Der Forschungsprozess selbst – der von Anfang an partizipativ war – bot eine wichtige Lernmöglichkeit für alle Beteiligten, sagte Brondizio. „Die Zusammenarbeit mit unseren Partnern vor Ort wurde in jeder Phase des Prozesses sehr intensiv“, sagte er. „Das gesamte [Forschungs-]Team konzentrierte sich von Anfang an auf die Zusammenarbeit mit Interessenvertretern, um Produkte zu entwickeln, die für sie von Interesse waren – nicht nur für akademische Interessen.“ Dazu gehörte das Lernen, Sprache und Denkweisen anzupassen, um ein gemeinsames Verständnis zu fördern: eine Reise, die sowohl Zeit als auch Demut erforderte, wie de Castro sagte.
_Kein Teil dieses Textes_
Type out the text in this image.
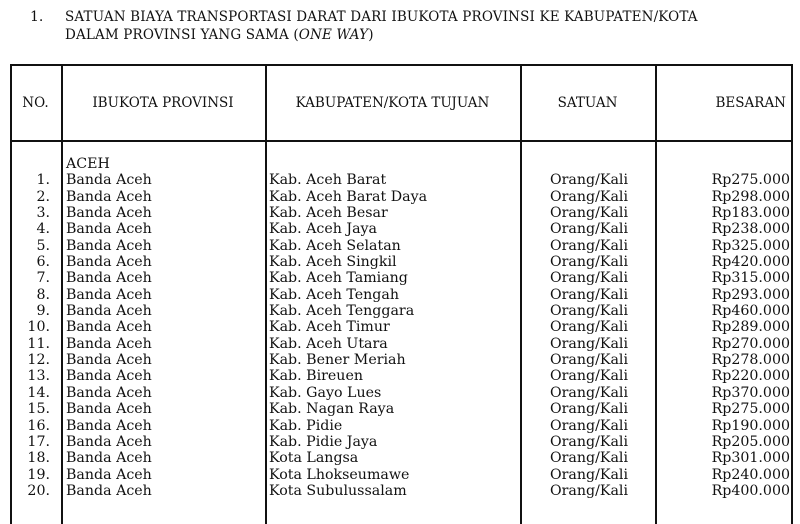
1. SATUAN BIAYA TRANSPORTASI DARAT DARI IBUKOTA PROVINSI KE KABUPATEN/KOTA
DALAM PROVINSI YANG SAMA (ONE WAY)
NO.	IBUKOTA PROVINSI	KABUPATEN/KOTA TUJUAN	SATUAN	BESARAN
ACEH
1. Banda Aceh	Kab. Aceh Barat	Orang/Kali	Rp275.000
2. Banda Aceh	Kab. Aceh Barat Daya	Orang/Kali	Rp298.000
3. Banda Aceh	Kab. Aceh Besar	Orang/Kali	Rp183.000
4. Banda Aceh	Kab. Aceh Jaya	Orang/Kali	Rp238.000
5. Banda Aceh	Kab. Aceh Selatan	Orang/Kali	Rp325.000
6. Banda Aceh	Kab. Aceh Singkil	Orang/Kali	Rp420.000
7. Banda Aceh	Kab. Aceh Tamiang	Orang/Kali	Rp315.000
8. Banda Aceh	Kab. Aceh Tengah	Orang/Kali	Rp293.000
9. Banda Aceh	Kab. Aceh Tenggara	Orang/Kali	Rp460.000
10. Banda Aceh	Kab. Aceh Timur	Orang/Kali	Rp289.000
11. Banda Aceh	Kab. Aceh Utara	Orang/Kali	Rp270.000
12. Banda Aceh	Kab. Bener Meriah	Orang/Kali	Rp278.000
13. Banda Aceh	Kab. Bireuen	Orang/Kali	Rp220.000
14. Banda Aceh	Kab. Gayo Lues	Orang/Kali	Rp370.000
15. Banda Aceh	Kab. Nagan Raya	Orang/Kali	Rp275.000
16. Banda Aceh	Kab. Pidie	Orang/Kali	Rp190.000
17. Banda Aceh	Kab. Pidie Jaya	Orang/Kali	Rp205.000
18. Banda Aceh	Kota Langsa	Orang/Kali	Rp301.000
19. Banda Aceh	Kota Lhokseumawe	Orang/Kali	Rp240.000
20. Banda Aceh	Kota Subulussalam	Orang/Kali	Rp400.000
Er machte auch auf die transformative Wirkung des Prozesses aufmerksam. „Die Entscheidungsfreiheit der Menschen vor Ort ist sicherlich stärker geworden“, sagte de Castro. „Und von unserer Seite aus als Forscher haben wir uns in diesem Prozess verändert. Wir haben viel darüber gelernt, wie wir interagieren und diese Koproduktion von wissenschaftlichem und technischem Wissen mit bereits vorhandenem lokalem Wissen anerkennen können, um eine Brücke zwischen den beiden Arten der Forschung zu schlagen.“
Brondizio sagte, das Projekt habe auch wertvolle Fortschritte bei der Suche nach Möglichkeiten gemacht, ortsbezogene Initiativen mit umfassenderen regionalen Veränderungen zu verbinden. „Es ist eine ziemliche Herausforderung zu zeigen, wie das Handeln und die Entscheidungen der Menschen vor Ort Auswirkungen auf eine viel größere Landschaft haben“, sagte er. „Die Entwicklung dieser Mechanismen durch die Verknüpfung verschiedener Arten der gemeinschaftlichen Beteiligungsarbeit, wie etwa die Ausweitung agroforstwirtschaftlicher Produktionssysteme mit Satellitenfernerkundung und anderen Instrumenten, stellt einen wichtigen methodischen Fortschritt dar.“
Das Projekt war nicht ohne Herausforderungen, wobei die COVID-19-Pandemie die bedeutendste war. Der Großteil der geplanten Präsenzarbeit musste im zweiten Jahr des Projekts abgesagt werden und die Mitarbeiter mussten neue Wege der Zusammenarbeit finden. Glücklicherweise hatte das Team bereits während der Feldforschung im Jahr 2019 starke Beziehungen aufgebaut und konnte von da an auf die Durchführung von Online-Dialog-Workshops mit verschiedenen Gruppen von Gemeinschaften, insbesondere in Peru, übergehen. eine Initiative unter der Leitung von Co-PI Krister Andersson und Doktorandin Adriana Molina Garzon (University of Colorado). Brondizio sagte jedoch: „Es war aus mehreren Gründen eine große Herausforderung, einige der ursprünglichen Ziele des Projekts aufrechtzuerhalten.“ Viele Teilnehmer hatten Schwierigkeiten mit dem Internetzugang und der Konnektivität, und die „Energie, im selben Raum zu sein“, wie De Castro es nannte, fehlte natürlich.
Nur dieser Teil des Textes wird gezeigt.